We’ve got our work cut out for us
If anyone ever said caring for kids is easy they either 1) weren’t a parent or 2) weren’t a pediatrician.
One of the things that is clear here at the American Academy of Pediatrics National Conference and Exhibition at the Washington, D.C. convention center, is there are numerous challenges today facing kids — and the people who take care of them. It’s not just the things a medical audience normally thinks about: It’s things like exposure to violence and living in poverty.
This morning, the packed ballroom heard Eric Holder, the attorney general of the United States, gave a call to arms to combat the violence that is affecting our children. With statistics and stories, it was a chilling reminder that brought tears to the eyes of more than one of the crowd.
“Violence affects the brain as much as it does the body,” Holder said, telling the pediatricians they needed to be trained and encouraged to spot the signs of exposure to violence, either in kids’ homes, their neighborhoods or their schools.
Two weeks ago, the Department of Justice released a study that showed 60 percent of children in this great nation of ours were exposed to violence last year. And of those, 50 percent were assaulted. Holder called this a national disease that must be addressed.
For help, he referred the doctors and other caregivers to the Safe Start Center, which is funded by the Office of Juvenile Justice and Delinquency Prevention, Office of Justice Programs, U.S. Department of Justice. There are publications, checklists, tips sheets and more. Check it out.
The day before holder took the stage, it was Marian Wright-Edelman’s turn.
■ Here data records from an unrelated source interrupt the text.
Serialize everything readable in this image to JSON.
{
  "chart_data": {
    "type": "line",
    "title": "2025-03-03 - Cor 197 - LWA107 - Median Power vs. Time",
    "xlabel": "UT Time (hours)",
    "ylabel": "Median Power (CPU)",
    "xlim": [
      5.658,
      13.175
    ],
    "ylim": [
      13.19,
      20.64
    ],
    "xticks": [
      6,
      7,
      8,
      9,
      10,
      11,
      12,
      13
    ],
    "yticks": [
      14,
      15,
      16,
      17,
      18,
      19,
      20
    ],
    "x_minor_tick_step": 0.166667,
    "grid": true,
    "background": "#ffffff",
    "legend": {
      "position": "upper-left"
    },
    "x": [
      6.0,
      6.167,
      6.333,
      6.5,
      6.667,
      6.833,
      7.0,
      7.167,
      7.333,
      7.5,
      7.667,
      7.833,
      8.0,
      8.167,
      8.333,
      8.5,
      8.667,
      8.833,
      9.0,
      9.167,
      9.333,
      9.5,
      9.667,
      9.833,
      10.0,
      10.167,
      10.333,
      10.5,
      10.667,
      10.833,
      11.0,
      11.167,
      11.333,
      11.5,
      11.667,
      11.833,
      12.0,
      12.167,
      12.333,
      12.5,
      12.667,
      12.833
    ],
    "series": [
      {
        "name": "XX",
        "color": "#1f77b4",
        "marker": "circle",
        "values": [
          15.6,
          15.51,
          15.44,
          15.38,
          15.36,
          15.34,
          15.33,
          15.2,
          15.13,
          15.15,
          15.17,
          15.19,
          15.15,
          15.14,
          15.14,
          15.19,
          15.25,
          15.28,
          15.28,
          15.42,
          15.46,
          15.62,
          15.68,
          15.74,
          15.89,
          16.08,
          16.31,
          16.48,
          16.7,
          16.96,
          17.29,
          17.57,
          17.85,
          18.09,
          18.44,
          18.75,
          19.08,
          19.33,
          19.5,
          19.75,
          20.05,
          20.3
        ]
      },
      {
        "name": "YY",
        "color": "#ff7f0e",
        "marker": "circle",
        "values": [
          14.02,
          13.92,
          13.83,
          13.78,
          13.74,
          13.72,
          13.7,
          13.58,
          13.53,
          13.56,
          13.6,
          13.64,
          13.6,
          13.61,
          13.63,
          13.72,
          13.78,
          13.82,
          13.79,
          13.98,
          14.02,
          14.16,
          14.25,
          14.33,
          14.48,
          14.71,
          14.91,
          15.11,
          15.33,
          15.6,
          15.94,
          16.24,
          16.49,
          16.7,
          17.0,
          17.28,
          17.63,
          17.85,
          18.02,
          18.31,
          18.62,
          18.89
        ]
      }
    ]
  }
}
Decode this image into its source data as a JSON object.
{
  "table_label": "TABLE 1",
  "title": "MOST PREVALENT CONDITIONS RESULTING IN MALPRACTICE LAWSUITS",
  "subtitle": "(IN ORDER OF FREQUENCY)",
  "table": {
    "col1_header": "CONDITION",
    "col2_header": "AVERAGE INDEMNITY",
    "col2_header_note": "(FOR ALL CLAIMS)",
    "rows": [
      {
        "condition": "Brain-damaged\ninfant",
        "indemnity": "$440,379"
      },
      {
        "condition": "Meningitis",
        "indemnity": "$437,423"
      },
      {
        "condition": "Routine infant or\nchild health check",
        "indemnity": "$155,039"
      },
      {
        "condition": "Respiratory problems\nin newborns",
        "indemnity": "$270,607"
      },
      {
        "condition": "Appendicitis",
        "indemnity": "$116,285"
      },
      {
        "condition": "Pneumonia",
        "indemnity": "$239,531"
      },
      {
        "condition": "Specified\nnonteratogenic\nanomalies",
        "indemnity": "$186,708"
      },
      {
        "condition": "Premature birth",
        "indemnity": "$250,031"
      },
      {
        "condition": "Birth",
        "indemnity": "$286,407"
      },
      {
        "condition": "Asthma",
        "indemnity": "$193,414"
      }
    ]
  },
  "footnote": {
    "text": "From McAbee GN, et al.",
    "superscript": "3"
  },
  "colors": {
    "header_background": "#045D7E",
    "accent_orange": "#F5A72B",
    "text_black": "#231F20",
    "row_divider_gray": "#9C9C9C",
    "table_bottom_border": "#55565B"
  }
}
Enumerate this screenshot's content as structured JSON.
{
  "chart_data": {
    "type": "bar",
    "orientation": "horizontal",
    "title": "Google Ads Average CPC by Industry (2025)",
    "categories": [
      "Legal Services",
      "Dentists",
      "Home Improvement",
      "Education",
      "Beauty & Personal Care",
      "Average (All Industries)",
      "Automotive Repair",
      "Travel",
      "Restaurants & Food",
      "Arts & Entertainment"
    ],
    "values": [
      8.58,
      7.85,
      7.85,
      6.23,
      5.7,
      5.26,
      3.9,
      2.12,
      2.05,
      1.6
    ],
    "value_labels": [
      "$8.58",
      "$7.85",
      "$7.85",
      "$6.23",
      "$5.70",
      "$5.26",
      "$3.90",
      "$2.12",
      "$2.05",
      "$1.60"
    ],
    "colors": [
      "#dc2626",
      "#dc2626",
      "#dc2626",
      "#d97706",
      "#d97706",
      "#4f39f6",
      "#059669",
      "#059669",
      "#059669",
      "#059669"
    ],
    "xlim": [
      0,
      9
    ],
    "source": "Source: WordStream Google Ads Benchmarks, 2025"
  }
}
When she founded the Children’s Defense Fund, in part borne out of the despair she found on urban streets in the wake of the murder of Martin Luther King Jr. 41 years ago, she sure didn’t think it was going to be her life’s work. But the scourge of poverty and violence against children continues.
“I thought we’d be out of business by now,” she said to a smattering of nervous laughter. “We have sent too many children out into the sea of life in leaking boats. I hope God will forgive us and I hope our children will forgive us.”
She said a child is born into poverty every 30 seconds; one drops out of school every 10 seconds; and one is born without health insurance every 39 seconds.
The knowledge to solve the problems, and the tools to do the work, exist, she says. It is simply a matter or priorities. Sure it will cost some bucks, but Wright-Edelman contends there is no money problem in the United States.
“They can find the money the same place they found the $1 trillion in two weeks to bail out the bankers,” she said. “If we can find the money to prosecute wars, we can find the money to keep our children alive.”
There’s a lot of work to do on the poverty and violence fronts. And the doctors here (and elsewhere) already are plenty busy. But the ones I talked to after Holder’s speech in particular seemed rallied to the cause. Let’s hope that carries over once they get back to their homes later this week, where the real work happpens.